By analyzing existing cross correlation between Rio Tinto ADR and Alphamin Resources Corp, you can compare the effects of market volatilities on Rio Tinto and Alphamin Resources and check how they will diversify away market risk if combined in the same portfolio for a given time horizon. You can also utilize pair trading strategies of matching a long position in Rio Tinto with a short position of Alphamin Resources.
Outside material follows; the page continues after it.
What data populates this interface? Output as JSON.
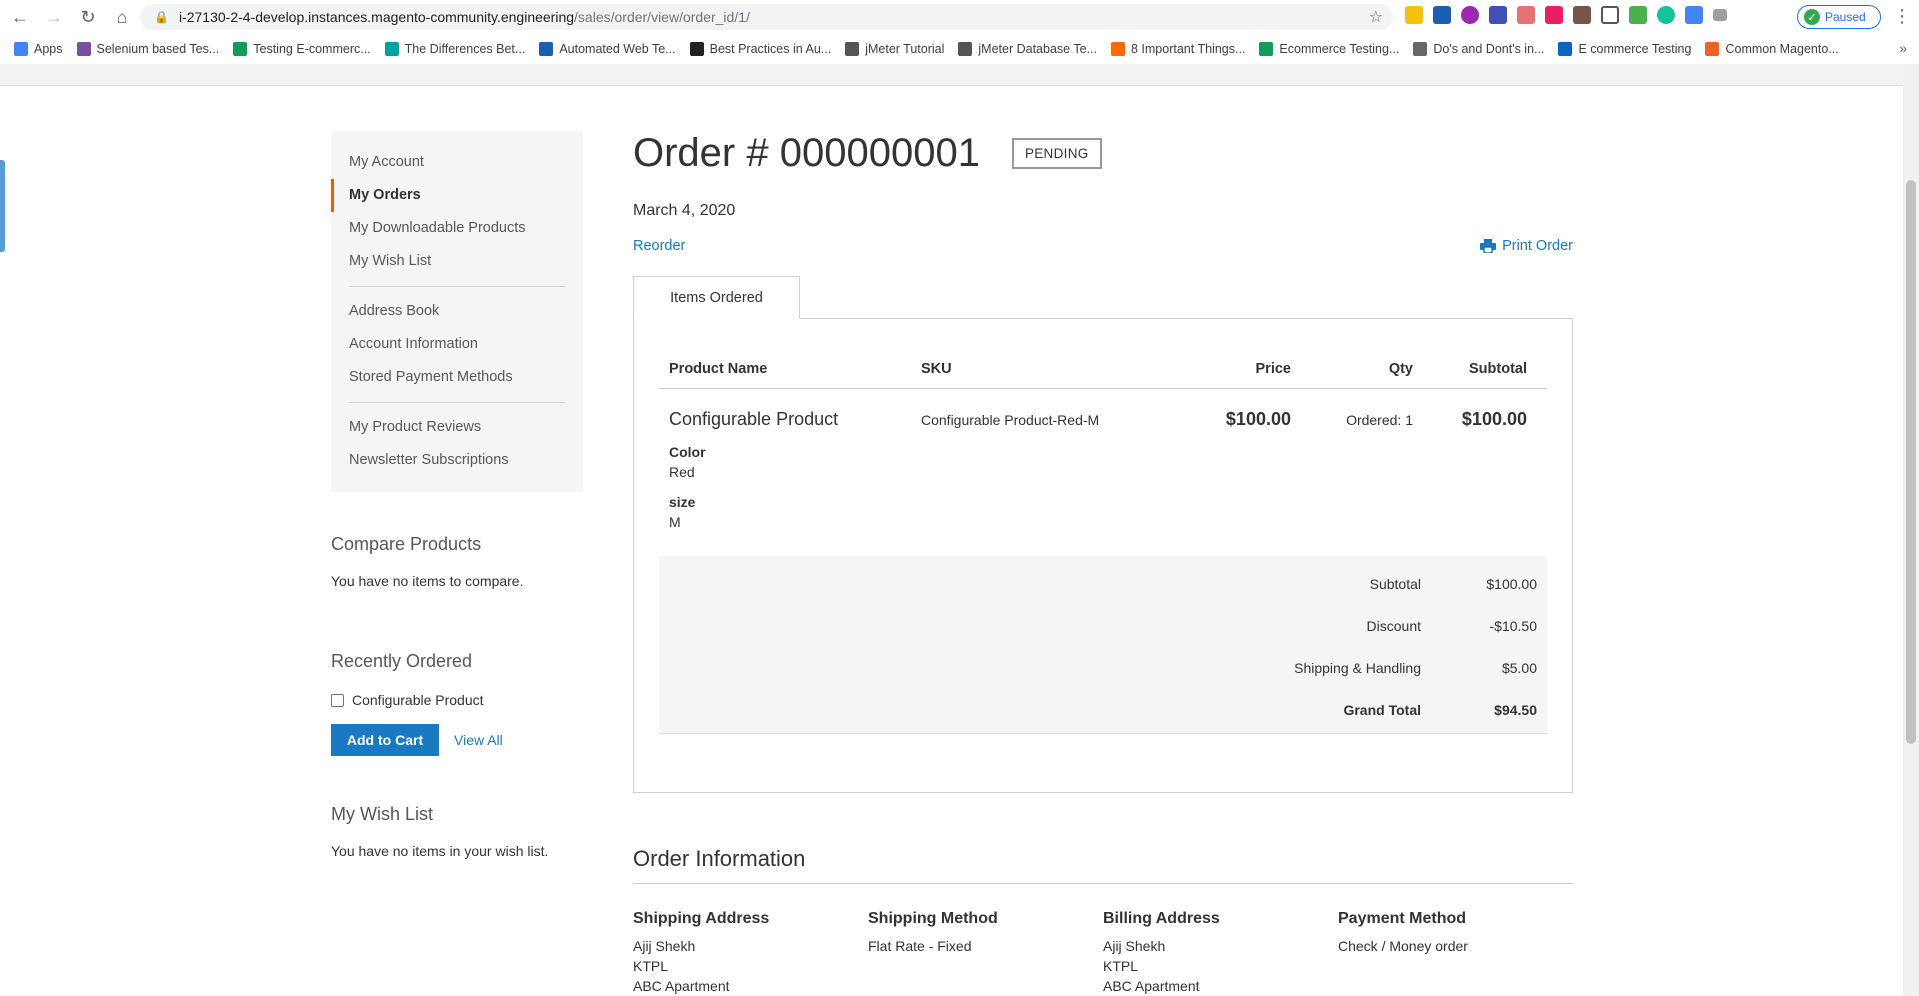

Check out your portfolio center. Please also check ongoing floating volatility patterns of Rio Tinto and Alphamin Resources.

Diversification Opportunities for Rio Tinto and Alphamin Resources

0.43
  Correlation Coefficient

Very weak diversification

The 3 months correlation between Rio and Alphamin is 0.43. Overlapping area represents the amount of risk that can be diversified away by holding Rio Tinto ADR and Alphamin Resources Corp in the same portfolio, assuming nothing else is changed. The correlation between historical prices or returns on Alphamin Resources Corp and Rio Tinto is a relative statistical measure of the degree to which these equity instruments tend to move together. The correlation coefficient measures the extent to which returns on Rio Tinto ADR are associated (or correlated) with Alphamin Resources. Values of the correlation coefficient range from -1 to +1, where. The correlation of zero (0) is possible when the price movement of Alphamin Resources Corp has no effect on the direction of Rio Tinto i.e., Rio Tinto and Alphamin Resources go up and down completely randomly.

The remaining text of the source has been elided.